Pacific Section of AAPG

Abstract


The Geologic Transition, High Plateaus to Great Basin - A Symposium and Field Guide (The Mackin Volume), 2001
Pages 155-168

Thermochronologic Evidence for Footwall Deformation During Extensional Core Complex Development, Mineral Mountains, Utah

Drew S. Coleman, J. Douglas Walker, John M. Bartley, K. V. Hodges

Abstract

Thermochronologic data from the Mineral Mountains extensional core complex in southwest Utah indicate that the footwall experienced a simple cooling history prior to the onset of extension and was subsequently uplifted and tilted during extension at the Colorado Plateau-Basin and Range transition zone. The ca. 18 Ma (U-Pb, zircon) Mineral Mountains batholith, which comprises most of the footwall, was unroofed along the Cave Canyon detachment fault about 11 million years ago. The batholith underwent final cooling quickly to below K-feldspar Ar and apatite fission-track closure temperatures by 8 Ma.

Biotite and K-feldspar Ar dates become progressively younger from east to west across the batholith, reflecting its pre-extensional geometry. The oldest cooling dates (18–16 Ma) come from the structurally highest parts of the batholith on the eastern and northern margins where it intrudes Paleozoic wall rocks. The youngest cooling dates (11-9 Ma) come from the structurally deepest parts of the batholith on the west-central margin where it intrudes Precambrian basement rocks. Reconstruction of pre-extensional isotherms suggests that the eastern part of the batholith is now lying on its side, with the top to the east. Tilting of the batholith and associated footwall rocks was probably the result of isostatic rebound in response to extensional denudation.

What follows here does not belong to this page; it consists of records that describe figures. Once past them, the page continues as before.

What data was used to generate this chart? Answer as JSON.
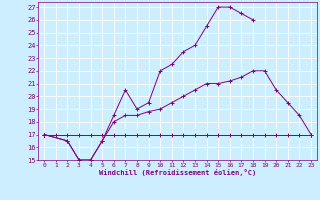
{
  "xlabel": "Windchill (Refroidissement éolien,°C)",
  "background_color": "#cceeff",
  "grid_color": "#ffffff",
  "line_color": "#800080",
  "xlim": [
    -0.5,
    23.5
  ],
  "ylim": [
    15,
    27.4
  ],
  "xticks": [
    0,
    1,
    2,
    3,
    4,
    5,
    6,
    7,
    8,
    9,
    10,
    11,
    12,
    13,
    14,
    15,
    16,
    17,
    18,
    19,
    20,
    21,
    22,
    23
  ],
  "yticks": [
    15,
    16,
    17,
    18,
    19,
    20,
    21,
    22,
    23,
    24,
    25,
    26,
    27
  ],
  "series": [
    {
      "x": [
        0,
        1,
        2,
        3,
        4,
        5,
        6,
        7,
        8,
        9,
        10,
        11,
        12,
        13,
        14,
        15,
        16,
        17,
        18,
        19,
        20,
        21,
        22,
        23
      ],
      "y": [
        17,
        17,
        17,
        17,
        17,
        17,
        17,
        17,
        17,
        17,
        17,
        17,
        17,
        17,
        17,
        17,
        17,
        17,
        17,
        17,
        17,
        17,
        17,
        17
      ]
    },
    {
      "x": [
        0,
        2,
        3,
        4,
        5,
        6,
        7,
        8,
        9,
        10,
        11,
        12,
        13,
        14,
        15,
        16,
        17,
        18,
        19,
        20,
        21,
        22,
        23
      ],
      "y": [
        17,
        16.5,
        15,
        15,
        16.5,
        18,
        18.5,
        18.5,
        18.8,
        19,
        19.5,
        20,
        20.5,
        21,
        21,
        21.2,
        21.5,
        22,
        22,
        20.5,
        19.5,
        18.5,
        17
      ]
    },
    {
      "x": [
        0,
        2,
        3,
        4,
        5,
        6,
        7,
        8,
        9,
        10,
        11,
        12,
        13,
        14,
        15,
        16,
        17,
        18
      ],
      "y": [
        17,
        16.5,
        15,
        15,
        16.5,
        18.5,
        20.5,
        19,
        19.5,
        22,
        22.5,
        23.5,
        24,
        25.5,
        27,
        27,
        26.5,
        26
      ]
    }
  ]
}
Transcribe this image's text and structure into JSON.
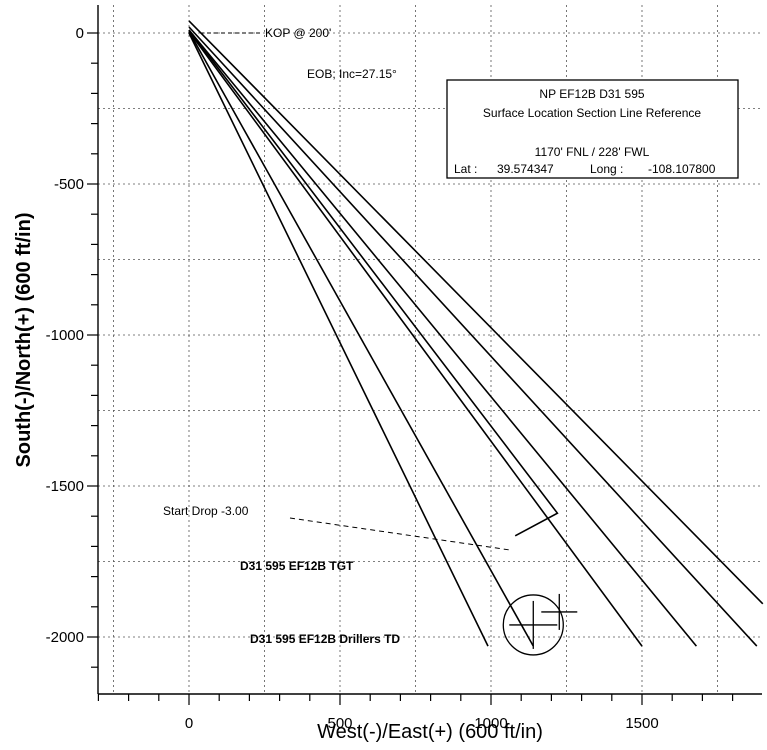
{
  "chart_data": {
    "type": "line",
    "xlabel": "West(-)/East(+) (600 ft/in)",
    "ylabel": "South(-)/North(+) (600 ft/in)",
    "xlim": [
      -300,
      1900
    ],
    "ylim": [
      -2100,
      100
    ],
    "xticks": [
      0,
      500,
      1000,
      1500
    ],
    "yticks": [
      0,
      -500,
      -1000,
      -1500,
      -2000
    ],
    "grid": true,
    "series": [
      {
        "values": [
          [
            0,
            40
          ],
          [
            1900,
            -1890
          ]
        ]
      },
      {
        "values": [
          [
            0,
            20
          ],
          [
            1880,
            -2030
          ]
        ]
      },
      {
        "values": [
          [
            0,
            10
          ],
          [
            1220,
            -1590
          ],
          [
            1080,
            -1665
          ]
        ]
      },
      {
        "values": [
          [
            0,
            10
          ],
          [
            1680,
            -2030
          ]
        ]
      },
      {
        "values": [
          [
            0,
            5
          ],
          [
            1500,
            -2030
          ]
        ]
      },
      {
        "values": [
          [
            0,
            5
          ],
          [
            1140,
            -2030
          ]
        ]
      },
      {
        "values": [
          [
            0,
            0
          ],
          [
            990,
            -2030
          ]
        ]
      }
    ],
    "annotations": [
      {
        "text": "KOP @ 200'",
        "x": 0,
        "y": 0
      },
      {
        "text": "EOB; Inc=27.15°",
        "x": 140,
        "y": -130
      },
      {
        "text": "Start Drop -3.00",
        "x": 1080,
        "y": -1665
      },
      {
        "text": "D31 595 EF12B TGT",
        "x": 1140,
        "y": -1960
      },
      {
        "text": "D31 595 EF12B Drillers TD",
        "x": 1140,
        "y": -1960
      }
    ],
    "info_box": {
      "line1": "NP EF12B D31 595",
      "line2": "Surface Location Section Line Reference",
      "line3": "1170' FNL / 228' FWL",
      "lat_label": "Lat :",
      "lat_value": "39.574347",
      "long_label": "Long :",
      "long_value": "-108.107800"
    }
  }
}
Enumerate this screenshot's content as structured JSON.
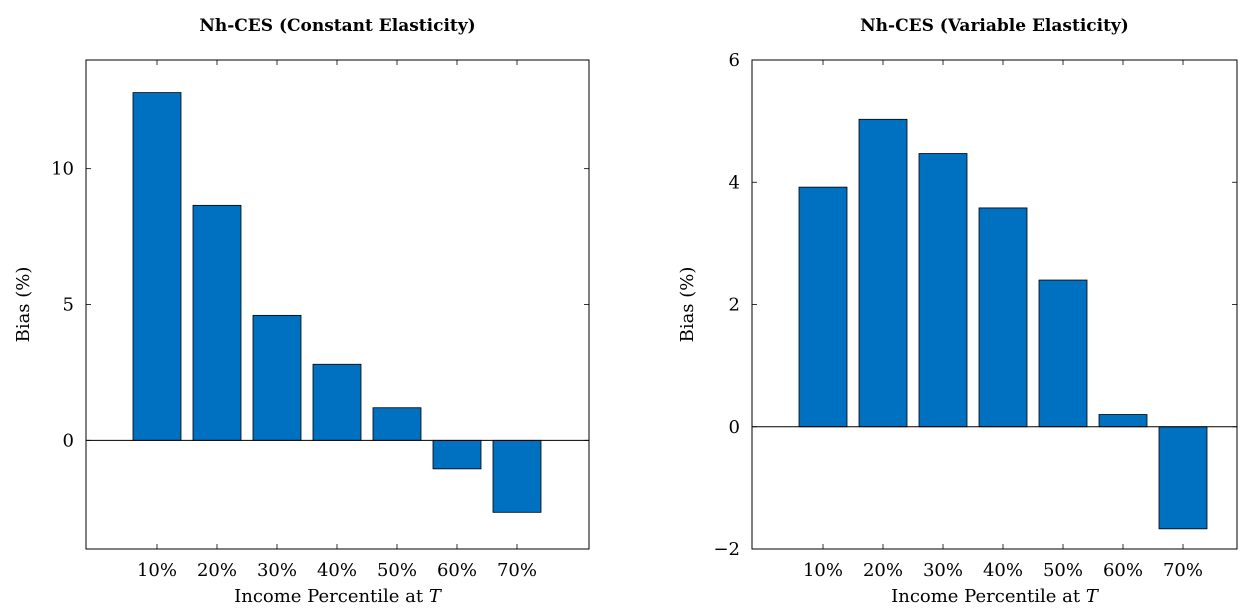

There is no evidence for thermally complicated footwall evolution, or a genetic link between formation of local mylonites associated with the Cave Canyon detachment fault, and magmatism in the Mineral Mountains. However, eExtensional deformation exposed in the Mineral Mountains may have resulted in doming of the structurally deeper Beaver Valley fault (visible only in seismic reflection profiles). If so, this fault experienced a more complex structural and thermal history than is recorded in the Mineral Mountains.